Somos las tinieblas en el ardor del día, las desenraizadas flores en el aire, la frescura. Somos el agua posada en las hojas en presencia de la muerte. Nuestro sol, cuyo intenso calor nos arrebata... Nos confundimos con el corazón de la rosa, hija de la belleza. Somos las criaturas del verano, el aliento del anochecer, los días, cuando todo puede esperarse. Somos la irretornable sonrisa del ausente vislumbrada en las hojas del estío, aquél sol y sus desdeñantes luces falaces.
Quisiera expresar este recuerdo... pero ya se ha extinguido... como si no quedara nada... puesto que lejos, en mi primera adolescencia, reposa. Una piel como hecha de jazmines... noche de agosto (¿Era agosto?) Noche... Apenas recuerdo ya los ojos; eran, creo, azules... ¡ah, sí! De un azul zafiro.
Recuerda cuerpo no sólo cuánto fuiste amado ni tan sólo los lechos en los que te acostaste conmigo, sino también esos deseos que para ti, claros, brillaban en los ojos y temblaban en la voz y los frustró un fortuito obstáculo. Ahora que ya todo yace en el pasado, hasta casi parece que te entregaste a esos deseos, recuerda cómo brillaban en los ojos que te estaban mirando; y cómo temblaban en la voz para ti, recuerda cuerpo.

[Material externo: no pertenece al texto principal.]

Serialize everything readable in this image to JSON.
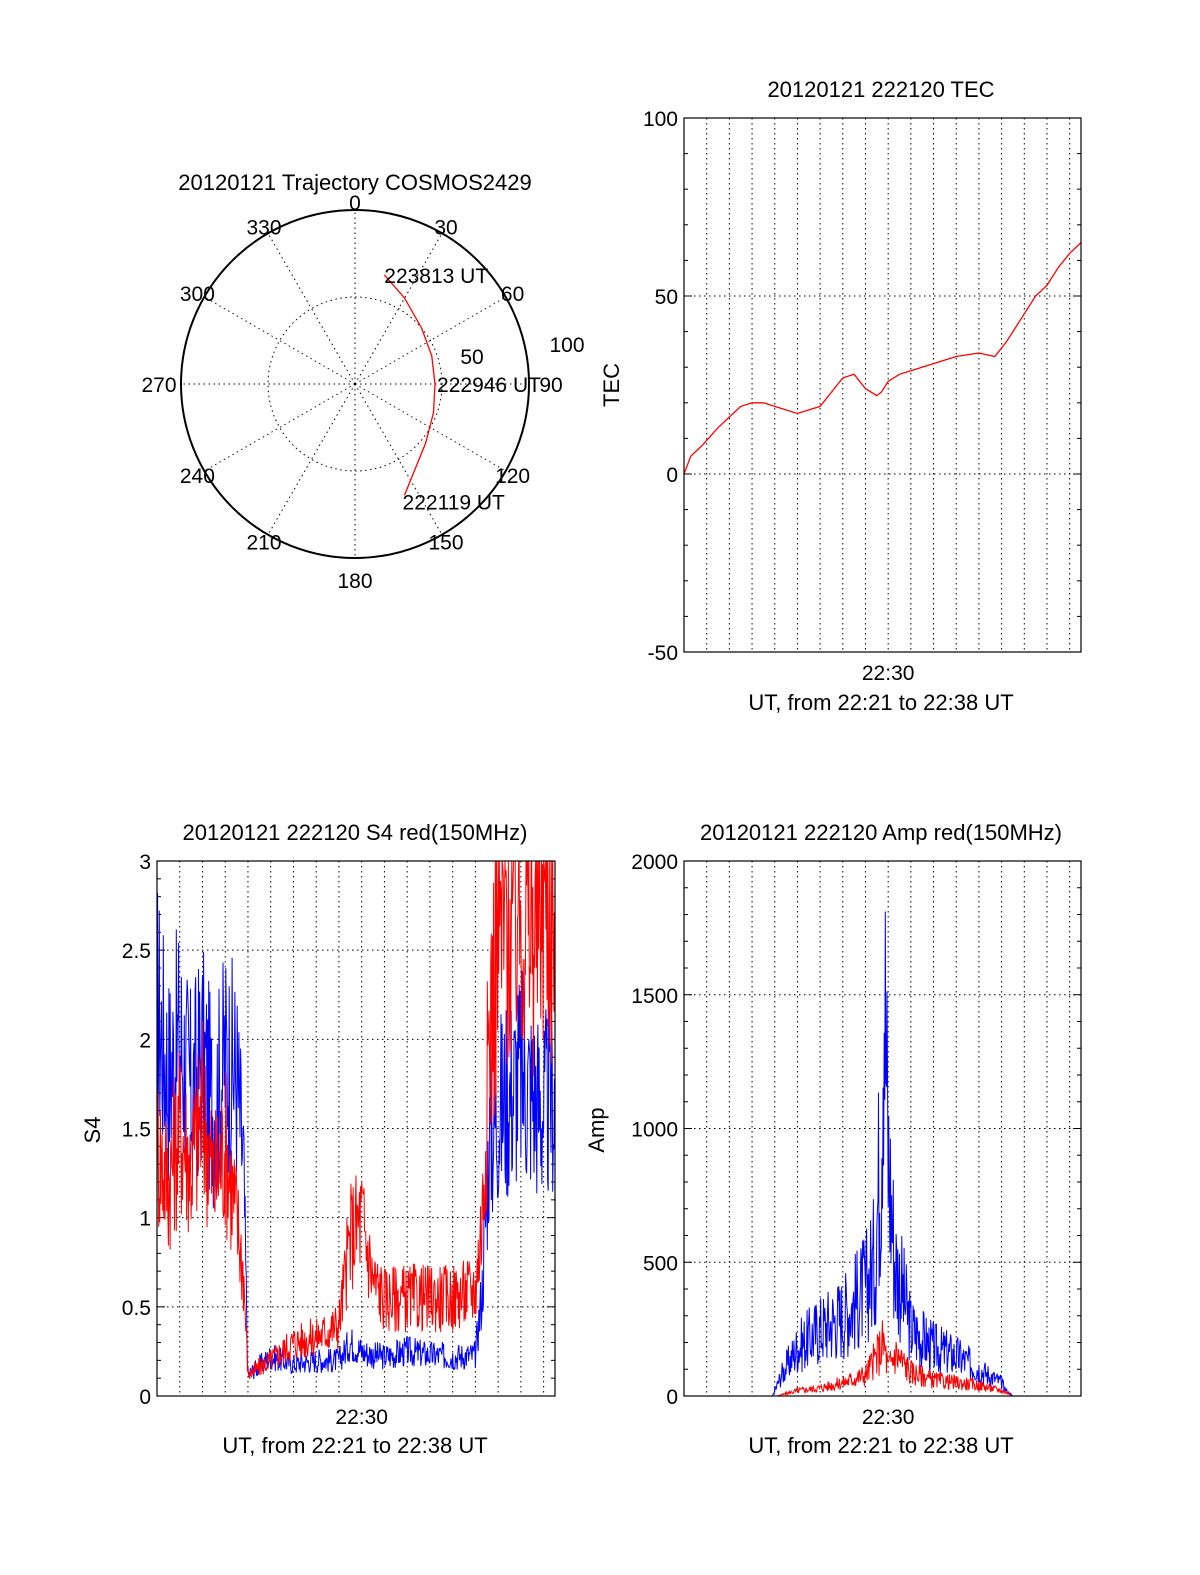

El cuarto era pobre y ordinario, oculto encima de la equívoca taberna. Por la ventana se veía la calleja, estrecha y sucia. Desde abajo llegaban las voces de unos cuantos parroquianos que se divertían jugando a las cartas. Y allí, sobre vulgar y humilde lecho, fue mío el cuerpo del amor, y poseí los labios voluptuosos y rosados de la embriaguez, rosados de una embriaguez tal que incluso ahora, al escribir ¡después de tantos años!, en mi casa tan sola, me embriago una vez más.